Адольф. Моряки пели «Царицу небесную» и умоляли Приснодеву о помощи, называя её Звездою над морем, Владычицею небес, Госпожою мира, Вратами спасения и многими иными льстивыми именами, которых Святое писание нигде к Богородице не прилагает.
Антоний. Но что общего у Богородицы Приснодевы с морем? Она, я думаю, никогда и на корабль-то не всходила!
Адольф. В древности о моряках заботилась Венера: верили, будто она родилась из моря. А когда её заботам настал конец, Девственная матерь заняла место матери, но не девы. <…> Одни давали щедрые обещания древу Креста, что хранится в таком-то месте, другие — что в таком-то. То же самое — и Марии Деве, что правит в различных местах: многие считают обет недействительным, если не указано место. <…>
Антоний. А что произошло с доминиканцем?
Адольф. Он <…> воззвал к помощи святых, потом разделся догола и — в воду.
Антоний. Кого из святых он призывал?
Адольф. Доминика, Фому, Винцентия и какого-то Петра, но в первую очередь поручал себя Катерине Сиенской.
Антоний.

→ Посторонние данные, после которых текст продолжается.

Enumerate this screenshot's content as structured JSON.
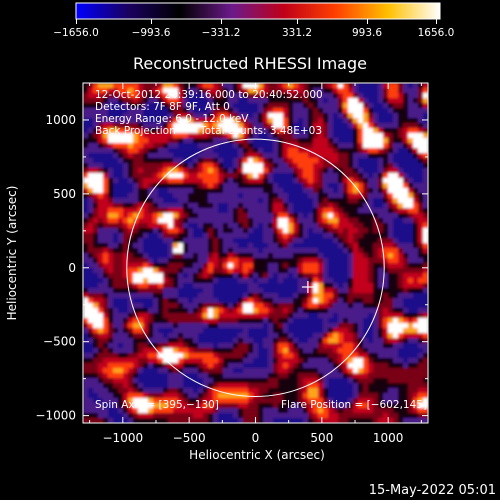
{
  "colorbar": {
    "tick_labels": [
      "−1656.0",
      "−993.6",
      "−331.2",
      "331.2",
      "993.6",
      "1656.0"
    ],
    "stops": [
      "#0000ff",
      "#1a0060",
      "#000000",
      "#6b1a8a",
      "#c00018",
      "#ff4000",
      "#ffc000",
      "#ffffff"
    ]
  },
  "title": "Reconstructed RHESSI Image",
  "info": {
    "time_range": "12-Oct-2012 20:39:16.000 to 20:40:52.000",
    "detectors": "Detectors: 7F 8F 9F, Att 0",
    "energy": "Energy Range: 6.0 - 12.0 keV",
    "method": "Back Projection",
    "counts": "Total counts: 3.48E+03"
  },
  "footer_left": "Spin Axis = [395,−130]",
  "footer_right": "Flare Position = [−602,145]",
  "axes": {
    "xlabel": "Heliocentric X (arcsec)",
    "ylabel": "Heliocentric Y (arcsec)",
    "xlim": [
      -1300,
      1300
    ],
    "ylim": [
      -1050,
      1250
    ],
    "xticks": [
      -1000,
      -500,
      0,
      500,
      1000
    ],
    "yticks": [
      -1000,
      -500,
      0,
      500,
      1000
    ],
    "xtick_labels": [
      "−1000",
      "−500",
      "0",
      "500",
      "1000"
    ],
    "ytick_labels": [
      "−1000",
      "−500",
      "0",
      "500",
      "1000"
    ]
  },
  "solar_limb_radius_arcsec": 970,
  "spin_axis_marker": [
    395,
    -130
  ],
  "bright_sources": [
    {
      "x": -602,
      "y": 145,
      "level": 1.0
    },
    {
      "x": 430,
      "y": -110,
      "level": 0.55
    },
    {
      "x": 60,
      "y": -40,
      "level": 0.45
    }
  ],
  "timestamp": "15-May-2022 05:01"
}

Христос ему на память не пришёл? <…> Он бы вернее выплыл, если бы хоть капюшон на себе оставил; а без капюшона — как могла его признать Катерина Сиенская?

  — Кораблекрушение
  •  

— Вражде стоит только вспыхнуть, и дружба восстанавливается с большим трудом, а после жестоких перебранок — и подавно. Если что скрепляешь клеем, а после сразу встряхнешь, то склеенные части легко разваливаются, но если клей успеет засохнуть и они пристынут одна к другой, нет ничего прочнее.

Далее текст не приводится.